Tsitsipas and Medvedev set up last-eight French Open clash

by Les Roopanarine

When a player with the brisk gait of Stefanos Tsitsipas hits his stride, trouble inevitably follows. The Greek barely put a foot wrong against Pablo Carreño Busta, the 12th seed, advancing to the quarter-finals of the French Open with a 6-3, 6-2, 7-5 victory.

Tsitsipas, the fifth seed, now stands within one win of a third successive grand slam semi-final, although to get there he will have to navigate a route past born-again dirtballer Daniil Medvedev, who came through against Cristian Garin of Chile in straight sets. 

The evidence suggests that Medvedev’s blossoming love affair with the Parisian clay, where he had never won a match before this week, will be stretched to breaking point. Tsitsipas, whose elegant, instinctive play has illuminated the lower half of the draw, has acquired an appetite for the staccato rhythms of grand slam tennis that shows no sign of being sated just yet.

“I think I’ve played some of my best tennis when I don’t think much on the court, when everything is being done automatically, on autopilot,” said Tsitsipas. “I felt also my performance was at the top. So less thinking, more action.

“In grand slams, it’s all about the endurance and being able to show up and do your job once every two days, and do it well. It’s demanding; it takes a lot of attention, a lot of effort. I’ve grown into loving that process and wanting to repeat that.”

Having survived the heavy artillery of John Isner two nights earlier, Tsitsipas found himself under more conventional clay-court scrutiny against Carreño Busta. He proved more than equal to the task, capitalising on a strangely passive start by the Spaniard to establish a momentum he rarely looked likely to relinquish.  

Twice a quarter-finalist at Roland Garros, Carreño Busta is a solid baseliner with few weaknesses but no overwhelming threats. Two of his five career titles have come on clay, most recently at the Andalucia Open two months ago, but he has posted his best results on hard courts, where a more enterprising approach has twice carried him to the the US Open semi-finals. On clay, however, Carreño Busta relies on the traditional virtues of patience, solidity and fleetness of foot. 

Such fare is meat and drink to Tsitsipas, who perhaps looks more naturally at home at Roland Garros than any player since Rafael Nadal. Raised on the red dirt courts of the Tennis Club Glyfada near Athens, where his father Apostolos was a coach, the Greek was a semi-finalist last year and claimed his first Masters 1000 title two months ago in Monte Carlo. His star is rising, and for much of the match Carreño Busta was dazzled.

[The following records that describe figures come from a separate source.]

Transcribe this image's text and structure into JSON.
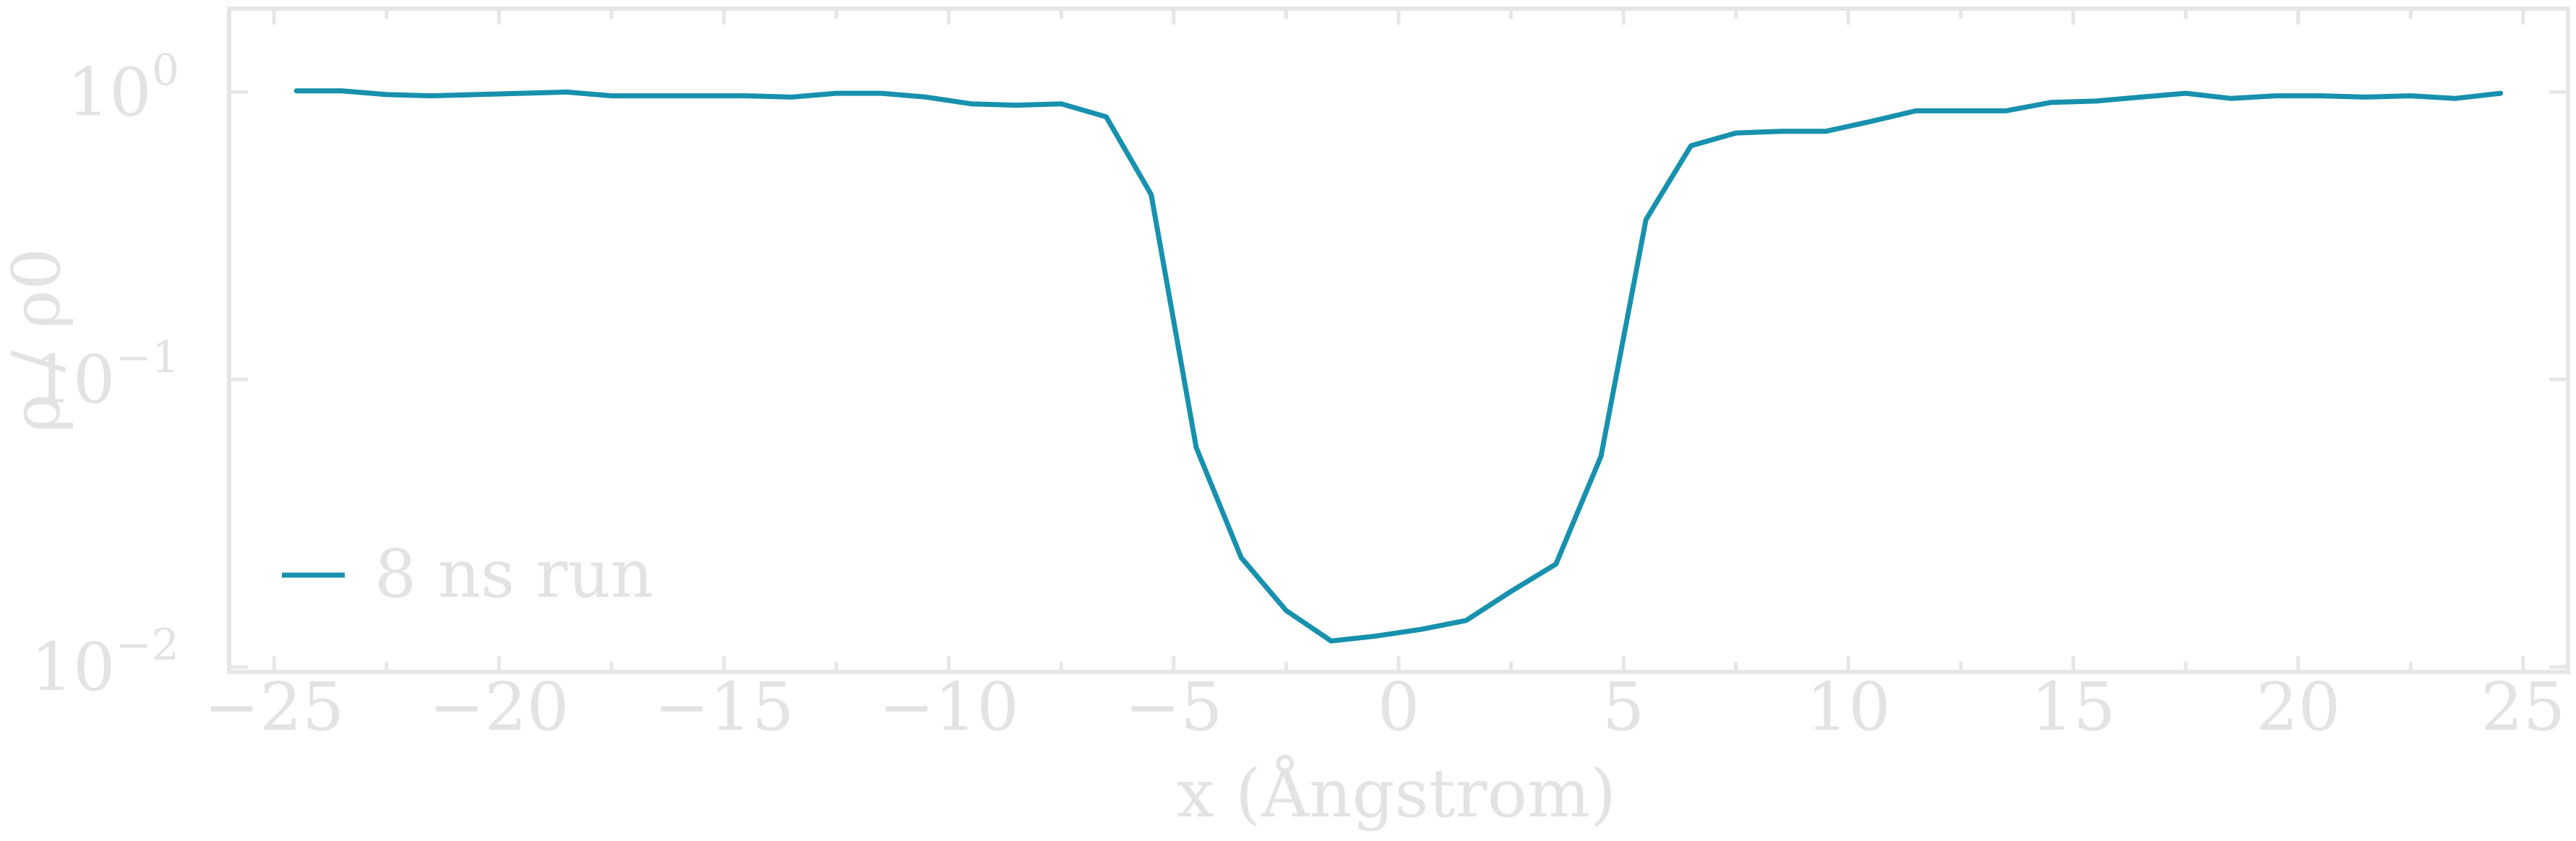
{
  "chart_data": {
    "type": "line",
    "title": "",
    "xlabel": "x (Ångstrom)",
    "ylabel": "ρ / ρ0",
    "yscale": "log",
    "xlim": [
      -26,
      26
    ],
    "ylim": [
      0.0096,
      1.95
    ],
    "grid": false,
    "legend_position": "bottom-left",
    "colors": {
      "series": "#1791ad",
      "axis": "#e6e6e6",
      "text": "#e3e3e3"
    },
    "x_ticks": [
      {
        "value": -25,
        "label": "−25"
      },
      {
        "value": -20,
        "label": "−20"
      },
      {
        "value": -15,
        "label": "−15"
      },
      {
        "value": -10,
        "label": "−10"
      },
      {
        "value": -5,
        "label": "−5"
      },
      {
        "value": 0,
        "label": "0"
      },
      {
        "value": 5,
        "label": "5"
      },
      {
        "value": 10,
        "label": "10"
      },
      {
        "value": 15,
        "label": "15"
      },
      {
        "value": 20,
        "label": "20"
      },
      {
        "value": 25,
        "label": "25"
      }
    ],
    "y_ticks": [
      {
        "value": 1,
        "base": "10",
        "exp": "0"
      },
      {
        "value": 0.1,
        "base": "10",
        "exp": "−1"
      },
      {
        "value": 0.01,
        "base": "10",
        "exp": "−2"
      }
    ],
    "series": [
      {
        "name": "8 ns run",
        "x": [
          -24.5,
          -23.5,
          -22.5,
          -21.5,
          -20.5,
          -19.5,
          -18.5,
          -17.5,
          -16.5,
          -15.5,
          -14.5,
          -13.5,
          -12.5,
          -11.5,
          -10.5,
          -9.5,
          -8.5,
          -7.5,
          -6.5,
          -5.5,
          -4.5,
          -3.5,
          -2.5,
          -1.5,
          -0.5,
          0.5,
          1.5,
          2.5,
          3.5,
          4.5,
          5.5,
          6.5,
          7.5,
          8.5,
          9.5,
          10.5,
          11.5,
          12.5,
          13.5,
          14.5,
          15.5,
          16.5,
          17.5,
          18.5,
          19.5,
          20.5,
          21.5,
          22.5,
          23.5,
          24.5
        ],
        "y": [
          1.01,
          1.01,
          0.98,
          0.97,
          0.98,
          0.99,
          1.0,
          0.97,
          0.97,
          0.97,
          0.97,
          0.96,
          0.99,
          0.99,
          0.96,
          0.91,
          0.9,
          0.91,
          0.82,
          0.44,
          0.058,
          0.024,
          0.0157,
          0.0123,
          0.0128,
          0.0135,
          0.0145,
          0.0183,
          0.0228,
          0.054,
          0.36,
          0.65,
          0.72,
          0.73,
          0.73,
          0.79,
          0.86,
          0.86,
          0.86,
          0.92,
          0.93,
          0.96,
          0.99,
          0.95,
          0.97,
          0.97,
          0.96,
          0.97,
          0.95,
          0.99
        ]
      }
    ]
  }
}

There is something of the executioner’s touch in the way Tsitsipas approaches his work. Where most players seek to construct points on clay in the manner of a chess grandmaster, the Greek seems to regard rallies not so much as a puzzle to be solved as an opportunity to select his weapon of choice. An elegantly arced groundstroke into the corner here, a flighted drop shot or lob volley there; Tsitsipas has countless ways to kill you. He was two sets to the good before Carreño Busta responded with an early break in the third. Predictably, the danger was quickly snuffed out.

Intriguingly, Tsitsipas has won just once in seven attempts against Medevev, a dismal sequence of results that includes a three-set defeat on the clay courts of Monte Carlo two years ago. It is a record from which the Russian, who avenged his defeat to Garin at the Madrid Masters last month with a 6-2, 7-5, 6-1 victory, should draw considerable confidence when the pair meet in two days’ time.

“He serves extremely well,” said Tsitsipas. “This is going to be something that I will have to face. Of course, myself playing well, I feel like I don’t have to think about who I’m facing or not. I just have to play my game. Let the rest be witnessed.”

Alejandro Davidovich Fokina reached the last eight for the first time at a slam with a 6-4, 6-4, 4-6, 6-4 victory against Federico Delbonis of Argentina. The unseeded Spaniard will play Alexander Zverev for a place in the last four after the German beat Kei Nishikori  6-4, 6-1, 6-1.

“I played incredible, but the tournament is not over,” said Zverev, the sixth seed. “Hopefully, I have three more matches left and we will see how they go. I feel if I play my best tennis I am difficult to beat.”